Tampoco es edificante ver a un coro de aplaudidores ejercer en tales ocasiones ese desagradable exhibicionismo de obsecuencia. Máxime cuando muchos de ellos, una vez alejados de las cámaras, expresan en la intimidad las mismas críticas al gobierno nacional que cualquier ciudadano.
Durante su ejemplar gobierno, Arturo Illia jamás usó la cadena nacional. Solo pocas horas antes del golpe que lo derrocó apareció brevemente en una, sin su autorización, en circunstancias que daban suficiente motivo a esa herramienta.
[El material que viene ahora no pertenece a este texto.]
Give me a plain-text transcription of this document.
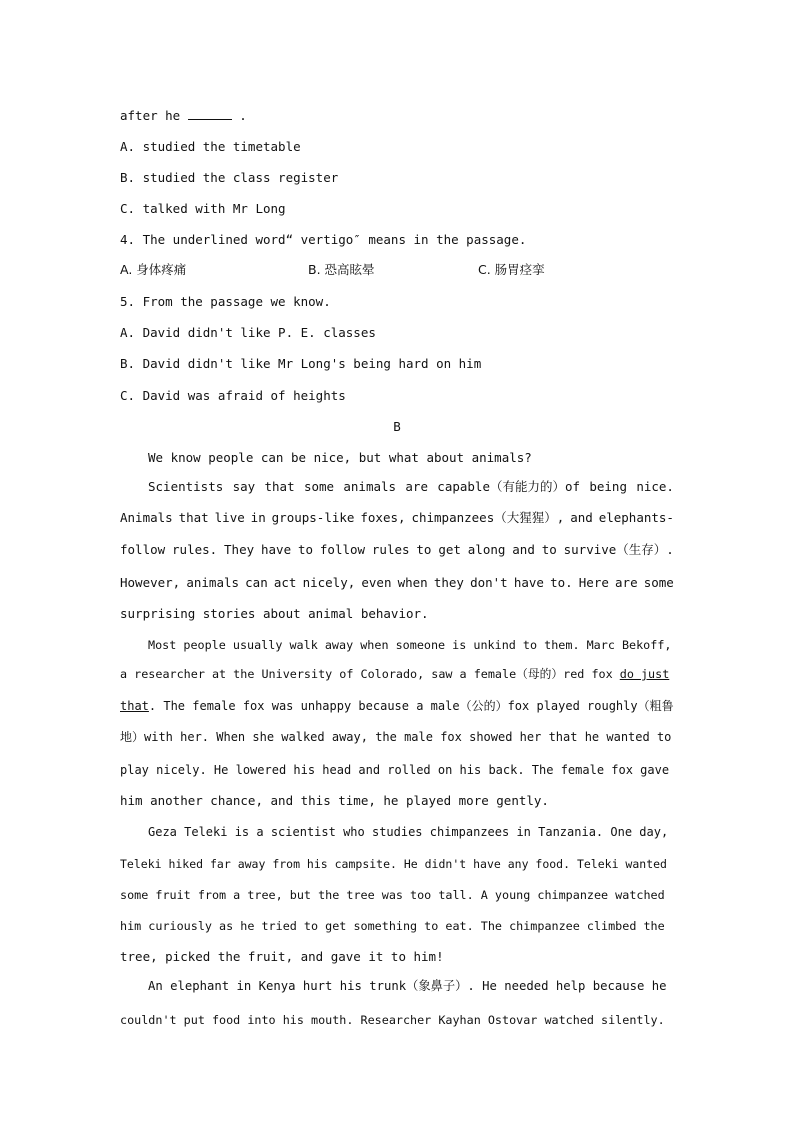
after he	.
A. studied the timetable
B. studied the class register
C. talked with Mr Long
4. The underlined word“ vertigo″ means in the passage.
A. 身体疼痛	B. 恐高眩晕	C. 肠胃痉挛
5. From the passage we know.
A. David didn't like P. E. classes
B. David didn't like Mr Long's being hard on him
C. David was afraid of heights
B
We know people can be nice, but what about animals?
Scientists say that some animals are capable（有能力的）of being nice.
Animals that live in groups-like foxes, chimpanzees（大猩猩）, and elephants-
follow rules. They have to follow rules to get along and to survive（生存）.
However, animals can act nicely, even when they don't have to. Here are some
surprising stories about animal behavior.
Most people usually walk away when someone is unkind to them. Marc Bekoff,
a researcher at the University of Colorado, saw a female（母的）red fox do just
that. The female fox was unhappy because a male（公的）fox played roughly（粗鲁
地）with her. When she walked away, the male fox showed her that he wanted to
play nicely. He lowered his head and rolled on his back. The female fox gave
him another chance, and this time, he played more gently.
Geza Teleki is a scientist who studies chimpanzees in Tanzania. One day,
Teleki hiked far away from his campsite. He didn't have any food. Teleki wanted
some fruit from a tree, but the tree was too tall. A young chimpanzee watched
him curiously as he tried to get something to eat. The chimpanzee climbed the
tree, picked the fruit, and gave it to him!
An elephant in Kenya hurt his trunk（象鼻子）. He needed help because he
couldn't put food into his mouth. Researcher Kayhan Ostovar watched silently.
Claro que teníamos entonces -y no lo supimos valorar- esa especie rara en nuestro país: un presidente republicano.
Relato y realidad: donde mueren las palabras.
Desde luego que esa perorata tiene por objeto seguir sosteniendo un relato que se da de bruces con la realidad, porque muy a su pesar y cerca del abismo, el gobierno nacional se ve obligado a adoptar algunas medidas que podrían considerarse ortodoxas.
Entre otras, subió la tasa de interés, aumentó las tarifas de servicios públicos (por la reducción de subsidios), procura disminuir el salario real de los trabajadores (impulsando aumentos salariales inferiores a la inflación) y da pasos hacia el arreglo de deudas pendientes (indemnización a Repsol o intento de acuerdo con el Club de París).
Algunas de estas medidas calmaron la tempestad del tórrido verano que acaba de concluir. Pero muchos analistas entienden que no atacan las causas profundas de los problemas, sino que tan solo consiguen ganar tiempo.
No hay aún, y tal vez no lo haya nunca durante la actual administración, un programa económico serio e integral, que exhiba un horizonte y dé sentido a medidas que de otra forma aparecen como acciones aisladas.
Sin ese plan integral, las medidas particulares son mucho menos eficaces. Pero, además, no basta escribir un programa. Es necesario que todos los actores económicos perciban que ese programa está sostenido por una sincera voluntad política.
Esto último es lo que no existe. Se advierte muy claramente que las acciones promovidas son parches que se adoptan de mala gana y que no guardan coherencia entre sí ni con las políticas generales del gobierno. 
Es que apartarse del "relato" difundido diariamente durante una década no es tan sencillo. La señora de Kirchner intentará ensayar la ortodoxia mientras bautiza a las medidas que toma con esos nombres ingeniosos que dicen lo contrario de lo que son. Así, “el tarifazo” es “una reasignación equitativa de los subsidios”.

Los más fanáticos le creerán, pero la mayor parte de la sociedad opinará de acuerdo a lo que sufre: la disminución de su poder adquisitivo. Ante la víscera más sensible, el bolsillo, mueren las palabras.